Female athletes have same needs as men

When it comes to sports nutrition supplementation, women just want to be treated like the athletes they are.

One emerging theme in the world of female sports nutrition is that, in many ways, women simply want to be treated the same as men. This means a partial eschewing of the idea of gendering sports nutrition supplementation in the first place.

“Honestly, women are competing at the same level as men these days with effort, athleticism and performance,” said Shawn Wells, a master sports nutrition formulator and co-founder of World’s Greatest Ingredients LLC. “So, they are wanting exactly what the men are using, not a ‘watered down,’ diluted, less efficacious product.”

Susan Kleiner, Ph.D., R.D., director of science and communication at Vitargo Inc., had the same takeaway, saying “Female athletes want performance enhancement: speed, power, strength, endurance. Then, if weight matters for their sport, either in a power-to-weight ratio, weight class or aesthetic appeal, weight loss will matter.”

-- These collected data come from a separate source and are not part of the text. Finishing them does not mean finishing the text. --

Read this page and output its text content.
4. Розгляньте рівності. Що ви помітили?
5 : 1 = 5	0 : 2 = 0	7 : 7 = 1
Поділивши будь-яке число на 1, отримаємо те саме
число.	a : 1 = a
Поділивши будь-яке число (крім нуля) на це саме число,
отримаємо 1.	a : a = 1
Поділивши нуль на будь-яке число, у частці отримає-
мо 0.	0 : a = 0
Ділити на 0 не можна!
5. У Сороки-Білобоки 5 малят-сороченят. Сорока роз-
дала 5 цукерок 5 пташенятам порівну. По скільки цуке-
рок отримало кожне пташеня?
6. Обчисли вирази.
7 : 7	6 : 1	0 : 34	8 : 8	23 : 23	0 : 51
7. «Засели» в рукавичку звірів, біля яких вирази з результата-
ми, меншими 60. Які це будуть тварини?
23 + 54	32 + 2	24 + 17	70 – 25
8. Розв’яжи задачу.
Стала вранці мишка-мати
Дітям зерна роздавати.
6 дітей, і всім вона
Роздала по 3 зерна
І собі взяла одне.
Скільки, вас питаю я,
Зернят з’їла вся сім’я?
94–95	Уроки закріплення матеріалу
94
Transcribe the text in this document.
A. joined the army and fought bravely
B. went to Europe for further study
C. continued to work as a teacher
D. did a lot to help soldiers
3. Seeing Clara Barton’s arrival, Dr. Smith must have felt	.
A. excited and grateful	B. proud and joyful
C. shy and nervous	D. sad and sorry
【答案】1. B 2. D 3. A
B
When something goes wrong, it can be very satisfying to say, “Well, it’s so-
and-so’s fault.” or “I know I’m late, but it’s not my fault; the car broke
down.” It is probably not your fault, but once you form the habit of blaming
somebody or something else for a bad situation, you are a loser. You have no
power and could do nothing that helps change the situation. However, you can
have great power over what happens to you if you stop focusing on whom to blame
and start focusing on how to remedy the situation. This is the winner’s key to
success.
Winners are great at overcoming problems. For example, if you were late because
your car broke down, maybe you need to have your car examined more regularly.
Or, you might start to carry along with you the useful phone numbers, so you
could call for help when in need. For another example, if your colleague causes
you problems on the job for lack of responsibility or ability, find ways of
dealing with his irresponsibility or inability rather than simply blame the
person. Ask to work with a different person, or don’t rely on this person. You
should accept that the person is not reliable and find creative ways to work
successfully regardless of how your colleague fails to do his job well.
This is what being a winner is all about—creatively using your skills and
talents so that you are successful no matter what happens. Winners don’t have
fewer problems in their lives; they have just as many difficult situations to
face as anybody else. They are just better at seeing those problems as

If women are, in large part, seeking the same kinds of benefits as men, it makes sense they seek the same ingredients as men.

“[Women] are using science-backed ingredients that are ergogenic (improve athletic performance), such as creatine, beta-alanine, theacrine, methylliberine (Dynamine) [and] alpha-GPC,” among others, Wells said.

While women seek the same general benefits as men from their sports nutrition supplements, gender-specific ingredients and dosage must be considered when formulating a product specifically for women.

However, as Kleiner warned, it is crucial to remember that even if accounting for differences in dosage, the benefits must remain. “[In the female sports nutrition market, there is] very little focus on foundational health micronutrients, unlike products targeted toward men with high vitamin/mineral doses. Yes, women often need…different distribution/dosage, but they still need fuel.”

It seems, then, that the key to formulating a successful product for female athletes is to remember they are both athletes and women. Yes, women may require a bit more iron or calcium than their male counterparts, but they seek many of the same benefits male athletes do. And, like men, no two women are exactly alike either.

“Virtually universally, male products target performance [while] female products target weight loss and sex appeal,” Kleiner said. “Female athletes want performance, not sex appeal. That’s a different category, and while they may be interested in that too, it’s not relative to sports nutrition.”